La malattia procede rapida, spedita, senza intoppi, Cucchi si fa sempre più debole, fra la fine del 1995 e l’inizio del 1996 i medici lo rimandano a casa, sono sconsolati ma purtroppo di più non possono fare. La moglie Sabrina è piena di rabbia, teme che in passato il marito sia stato gestito male dalle società in cui ha militato, informerà anche il PM Guariniello che aprirà un’inchiesta, ma nel frattempo c’è Enrico che con fierezza e baldanza affronta gli ultimi avversari della sua partita, troppo più forti di lui. Il 7 gennaio 1996 Piero Cucchi lascia la guida del Potenza in serie D dopo la sconfitta per 1-0 in casa dell’Agropoli; sembrano dimissioni tecniche, ma l’allenatore parla di motivi strettamente personali: per suo figlio Enrico sono le ultime settimane di vita, lo dice il medico personale alla famiglia. Enrico Cucchi muore all’alba del 4 marzo 1996 a neanche 31 anni nella casa di famiglia a Tortona, vicino Alessandria. Pochi giorni prima aveva detto a sua moglie: “Non portate fiori al mio funerale, ma istituite un fondo per la lotta contro il cancro”.

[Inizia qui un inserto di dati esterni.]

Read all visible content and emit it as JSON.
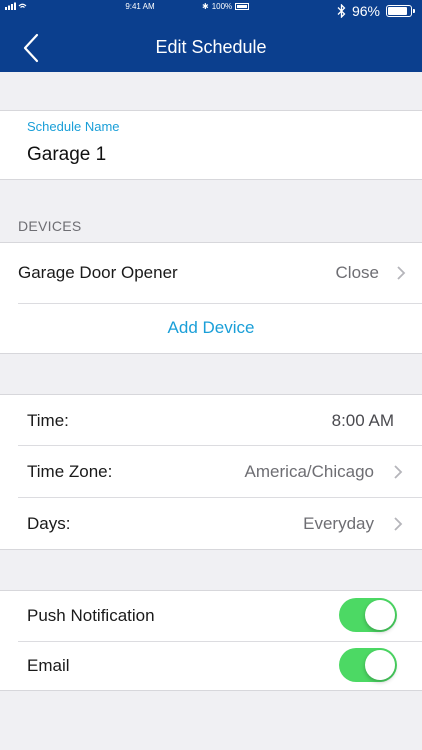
{
  "status_bar": {
    "time": "9:41 AM",
    "small_battery": "100%",
    "battery": "96%"
  },
  "nav": {
    "title": "Edit Schedule"
  },
  "schedule": {
    "name_label": "Schedule Name",
    "name_value": "Garage 1"
  },
  "devices": {
    "section_title": "DEVICES",
    "items": [
      {
        "name": "Garage Door Opener",
        "action": "Close"
      }
    ],
    "add_label": "Add Device"
  },
  "timing": {
    "time_label": "Time:",
    "time_value": "8:00 AM",
    "zone_label": "Time Zone:",
    "zone_value": "America/Chicago",
    "days_label": "Days:",
    "days_value": "Everyday"
  },
  "notifications": {
    "push_label": "Push Notification",
    "push_on": true,
    "email_label": "Email",
    "email_on": true
  },
  "colors": {
    "nav": "#0b3f8e",
    "accent": "#1a9fd8",
    "toggle_on": "#4cd964"
  }
}
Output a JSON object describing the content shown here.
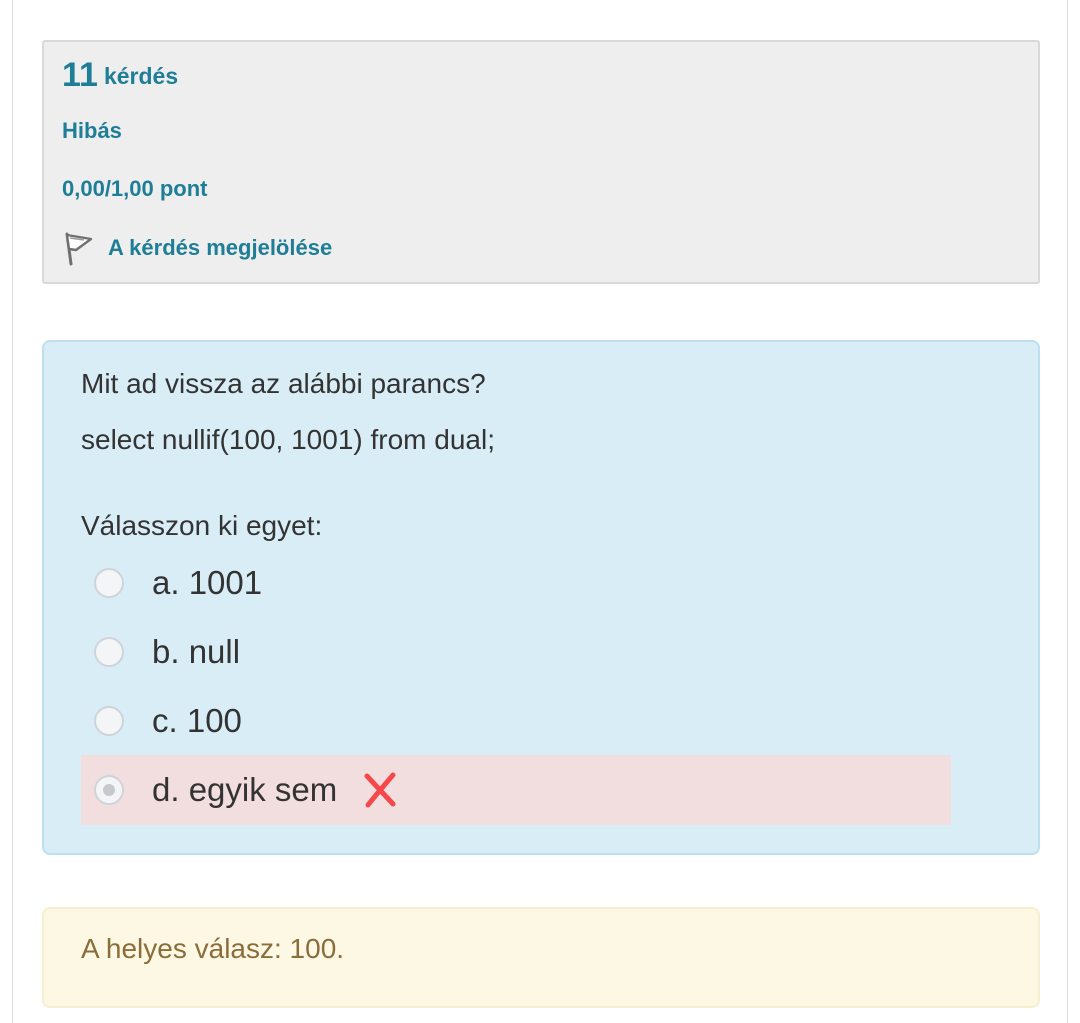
{
  "info": {
    "question_number": "11",
    "question_word": "kérdés",
    "state": "Hibás",
    "grade": "0,00/1,00 pont",
    "flag_label": "A kérdés megjelölése",
    "flag_icon": "flag-icon"
  },
  "question": {
    "line1": "Mit ad vissza az alábbi parancs?",
    "line2": "select nullif(100, 1001) from dual;",
    "prompt": "Válasszon ki egyet:",
    "options": [
      {
        "label": "a. 1001",
        "checked": false
      },
      {
        "label": "b. null",
        "checked": false
      },
      {
        "label": "c. 100",
        "checked": false
      },
      {
        "label": "d. egyik sem",
        "checked": true,
        "status": "incorrect",
        "icon": "cross-icon"
      }
    ]
  },
  "feedback": {
    "right_answer": "A helyes válasz: 100."
  },
  "colors": {
    "link": "#1f7e97",
    "question_bg": "#d9edf7",
    "incorrect_bg": "#f2dede",
    "feedback_bg": "#fcf8e3",
    "feedback_text": "#8a6d3b",
    "cross": "#f5484b"
  }
}
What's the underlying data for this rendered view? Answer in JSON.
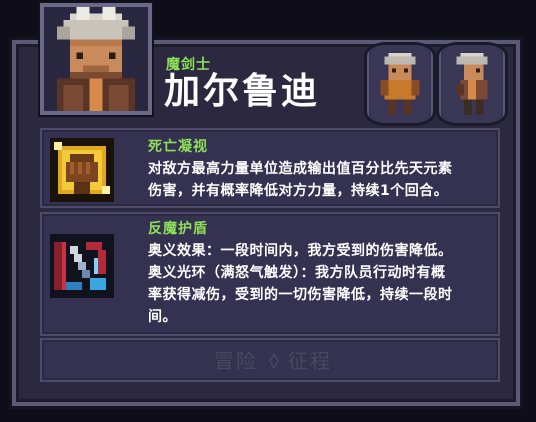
{
  "hero": {
    "class": "魔剑士",
    "name": "加尔鲁迪"
  },
  "portrait": {
    "icon": "white-haired-warrior-portrait"
  },
  "skins": [
    {
      "icon": "hero-skin-armor-icon"
    },
    {
      "icon": "hero-skin-casual-icon"
    }
  ],
  "skills": [
    {
      "name": "死亡凝视",
      "icon": "golden-fist-icon",
      "description_lines": [
        "对敌方最高力量单位造成输出值百分比先天元素",
        "伤害，并有概率降低对方力量，持续1个回合。"
      ]
    },
    {
      "name": "反魔护盾",
      "icon": "anti-magic-shield-icon",
      "description_lines": [
        "奥义效果：一段时间内，我方受到的伤害降低。",
        "奥义光环（满怒气触发）：我方队员行动时有概",
        "率获得减伤，受到的一切伤害降低，持续一段时",
        "间。"
      ]
    }
  ],
  "watermark": "冒险征程",
  "colors": {
    "background": "#0f0e18",
    "card": "#2b2840",
    "panel": "#353150",
    "accent_green": "#8ee05a",
    "text": "#ffffff"
  }
}
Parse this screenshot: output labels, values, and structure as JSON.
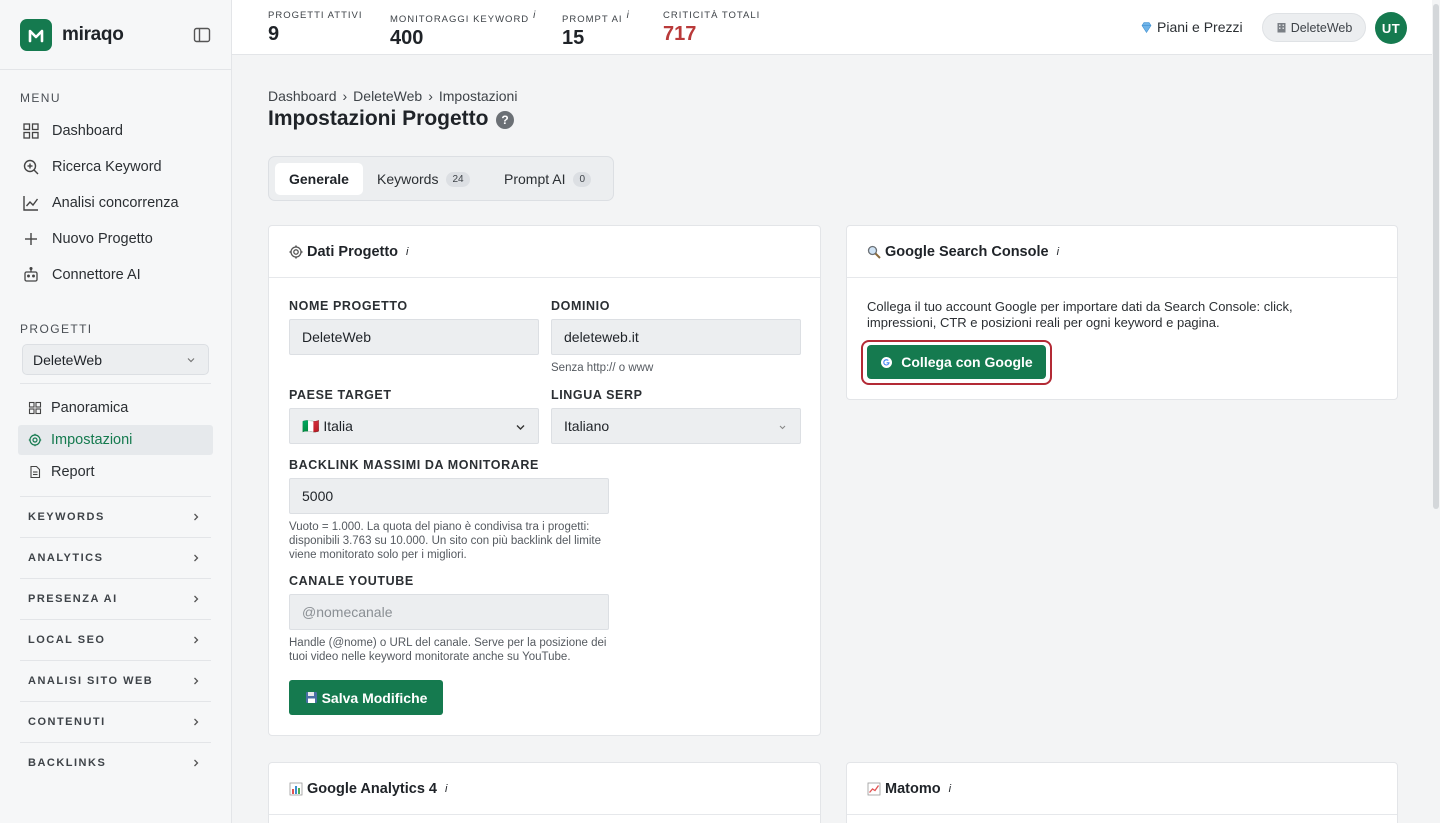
{
  "brand": {
    "name": "miraqo"
  },
  "sidebar": {
    "menu_title": "MENU",
    "menu_items": [
      {
        "label": "Dashboard",
        "icon": "grid-icon"
      },
      {
        "label": "Ricerca Keyword",
        "icon": "search-icon"
      },
      {
        "label": "Analisi concorrenza",
        "icon": "chart-line-icon"
      },
      {
        "label": "Nuovo Progetto",
        "icon": "plus-icon"
      },
      {
        "label": "Connettore AI",
        "icon": "robot-icon"
      }
    ],
    "projects_title": "PROGETTI",
    "project_select": "DeleteWeb",
    "sub_items": [
      {
        "label": "Panoramica",
        "icon": "grid-small-icon"
      },
      {
        "label": "Impostazioni",
        "icon": "gear-icon",
        "active": true
      },
      {
        "label": "Report",
        "icon": "document-icon"
      }
    ],
    "groups": [
      "KEYWORDS",
      "ANALYTICS",
      "PRESENZA AI",
      "LOCAL SEO",
      "ANALISI SITO WEB",
      "CONTENUTI",
      "BACKLINKS"
    ]
  },
  "topbar": {
    "stats": [
      {
        "label": "PROGETTI ATTIVI",
        "value": "9",
        "info": ""
      },
      {
        "label": "MONITORAGGI KEYWORD",
        "value": "400",
        "info": "i"
      },
      {
        "label": "PROMPT AI",
        "value": "15",
        "info": "i"
      },
      {
        "label": "CRITICITÀ TOTALI",
        "value": "717",
        "info": "",
        "color": "#b93a3a"
      }
    ],
    "plans_label": "Piani e Prezzi",
    "project_chip": "DeleteWeb",
    "avatar": "UT"
  },
  "breadcrumb": [
    "Dashboard",
    "DeleteWeb",
    "Impostazioni"
  ],
  "page_title": "Impostazioni Progetto",
  "tabs": [
    {
      "label": "Generale",
      "badge": ""
    },
    {
      "label": "Keywords",
      "badge": "24"
    },
    {
      "label": "Prompt AI",
      "badge": "0"
    }
  ],
  "dati_progetto": {
    "title": "Dati Progetto",
    "info": "i",
    "nome_label": "NOME PROGETTO",
    "nome_value": "DeleteWeb",
    "dominio_label": "DOMINIO",
    "dominio_value": "deleteweb.it",
    "dominio_hint": "Senza http:// o www",
    "paese_label": "PAESE TARGET",
    "paese_value": "🇮🇹 Italia",
    "lingua_label": "LINGUA SERP",
    "lingua_value": "Italiano",
    "backlink_label": "BACKLINK MASSIMI DA MONITORARE",
    "backlink_value": "5000",
    "backlink_hint": "Vuoto = 1.000. La quota del piano è condivisa tra i progetti: disponibili 3.763 su 10.000. Un sito con più backlink del limite viene monitorato solo per i migliori.",
    "youtube_label": "CANALE YOUTUBE",
    "youtube_placeholder": "@nomecanale",
    "youtube_hint": "Handle (@nome) o URL del canale. Serve per la posizione dei tuoi video nelle keyword monitorate anche su YouTube.",
    "save_label": "Salva Modifiche"
  },
  "gsc": {
    "title": "Google Search Console",
    "info": "i",
    "description": "Collega il tuo account Google per importare dati da Search Console: click, impressioni, CTR e posizioni reali per ogni keyword e pagina.",
    "button_label": "Collega con Google"
  },
  "ga4": {
    "title": "Google Analytics 4",
    "info": "i"
  },
  "matomo": {
    "title": "Matomo",
    "info": "i"
  },
  "colors": {
    "accent": "#157a4f",
    "danger": "#b93a3a",
    "highlight": "#b32a35"
  }
}
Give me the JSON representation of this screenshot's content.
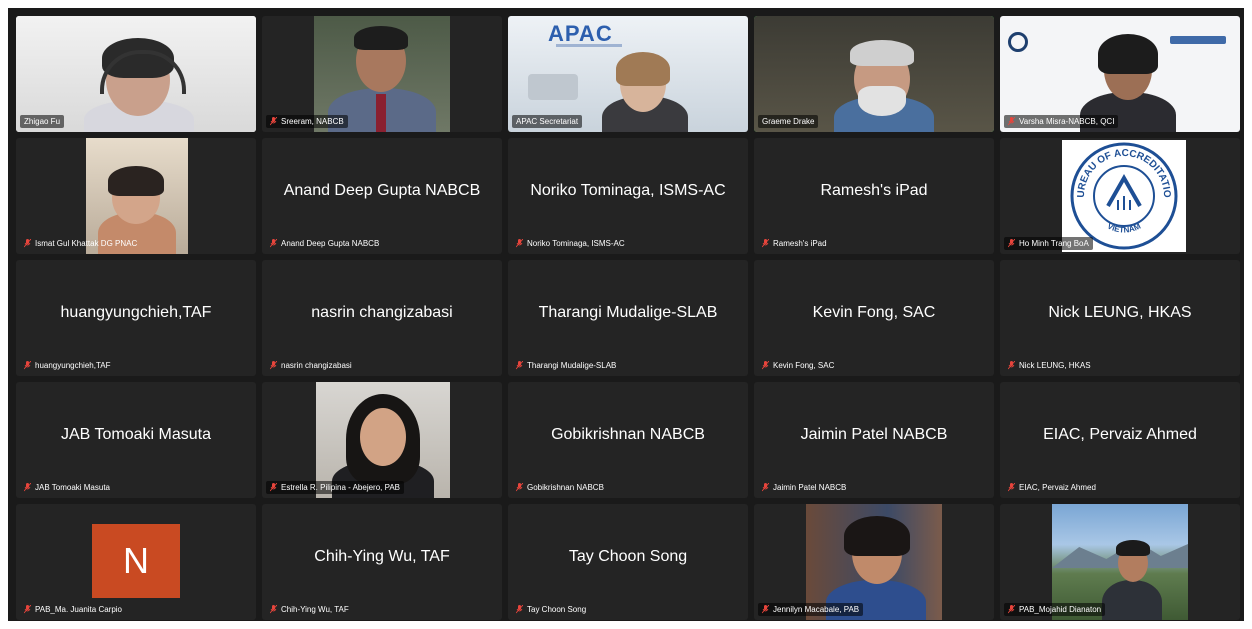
{
  "meeting": {
    "participants": [
      {
        "label": "Zhigao Fu",
        "center": "",
        "muted": false,
        "active": false
      },
      {
        "label": "Sreeram, NABCB",
        "center": "",
        "muted": true,
        "active": false
      },
      {
        "label": "APAC Secretariat",
        "center": "",
        "muted": false,
        "active": false,
        "logo": "APAC"
      },
      {
        "label": "Graeme Drake",
        "center": "",
        "muted": false,
        "active": true
      },
      {
        "label": "Varsha Misra-NABCB, QCI",
        "center": "",
        "muted": true,
        "active": false
      },
      {
        "label": "Ismat Gul Khattak DG PNAC",
        "center": "",
        "muted": true,
        "active": false
      },
      {
        "label": "Anand Deep Gupta NABCB",
        "center": "Anand Deep Gupta NABCB",
        "muted": true,
        "active": false
      },
      {
        "label": "Noriko Tominaga, ISMS-AC",
        "center": "Noriko Tominaga, ISMS-AC",
        "muted": true,
        "active": false
      },
      {
        "label": "Ramesh's iPad",
        "center": "Ramesh's iPad",
        "muted": true,
        "active": false
      },
      {
        "label": "Ho Minh Trang BoA",
        "center": "",
        "muted": true,
        "active": false,
        "seal": {
          "top": "BUREAU OF ACCREDITATION",
          "bottom": "VIETNAM"
        }
      },
      {
        "label": "huangyungchieh,TAF",
        "center": "huangyungchieh,TAF",
        "muted": true,
        "active": false
      },
      {
        "label": "nasrin changizabasi",
        "center": "nasrin changizabasi",
        "muted": true,
        "active": false
      },
      {
        "label": "Tharangi Mudalige-SLAB",
        "center": "Tharangi Mudalige-SLAB",
        "muted": true,
        "active": false
      },
      {
        "label": "Kevin Fong, SAC",
        "center": "Kevin Fong, SAC",
        "muted": true,
        "active": false
      },
      {
        "label": "Nick LEUNG, HKAS",
        "center": "Nick LEUNG, HKAS",
        "muted": true,
        "active": false
      },
      {
        "label": "JAB Tomoaki Masuta",
        "center": "JAB Tomoaki Masuta",
        "muted": true,
        "active": false
      },
      {
        "label": "Estrella R. Pilipina - Abejero, PAB",
        "center": "",
        "muted": true,
        "active": false
      },
      {
        "label": "Gobikrishnan NABCB",
        "center": "Gobikrishnan NABCB",
        "muted": true,
        "active": false
      },
      {
        "label": "Jaimin Patel NABCB",
        "center": "Jaimin Patel NABCB",
        "muted": true,
        "active": false
      },
      {
        "label": "EIAC, Pervaiz Ahmed",
        "center": "EIAC, Pervaiz Ahmed",
        "muted": true,
        "active": false
      },
      {
        "label": "PAB_Ma. Juanita Carpio",
        "center": "",
        "muted": true,
        "active": false,
        "initial": "N"
      },
      {
        "label": "Chih-Ying Wu, TAF",
        "center": "Chih-Ying Wu, TAF",
        "muted": true,
        "active": false
      },
      {
        "label": "Tay Choon Song",
        "center": "Tay Choon Song",
        "muted": true,
        "active": false
      },
      {
        "label": "Jennilyn Macabale, PAB",
        "center": "",
        "muted": true,
        "active": false
      },
      {
        "label": "PAB_Mojahid Dianaton",
        "center": "",
        "muted": true,
        "active": false
      }
    ]
  },
  "colors": {
    "background": "#1a1a1a",
    "tile": "#242424",
    "active_speaker": "#2bd34c",
    "muted_icon": "#e8453c",
    "initial_avatar": "#c94a22"
  }
}
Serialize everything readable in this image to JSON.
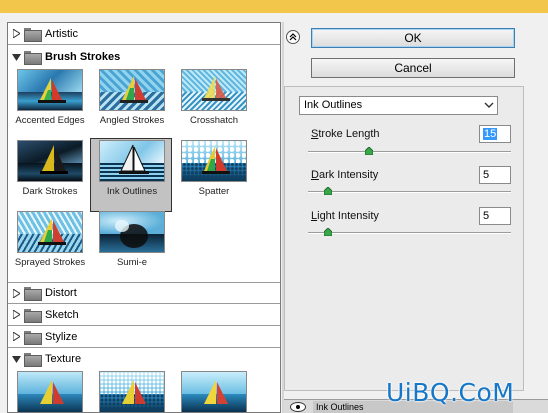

La rabbia della moglie Sabrina (che non avrà mai risposte chiare alle sue domande), lo spettro del doping e di cure sbagliate, il silenzio del papà Piero, chiuso da quel 4 marzo in un dolore che lo ha portato a parlare poco o nulla di suo figlio, e quella splendida eredità lasciata, la Fondazione Enrico Cucchi – Volontari per le cure palliative. Una carriera ed una vita stroncate da un neo, la corsa inesauribile di un ragazzo il cui ricordo vive e che ancora oggi commuove Giuseppe Bergomi: “Ricordo la sua progressione in campo, il carattere dolce e quel gol alla Sampdoria in Supercoppa. Lo ricordo da vincente, come voleva sempre essere lui”.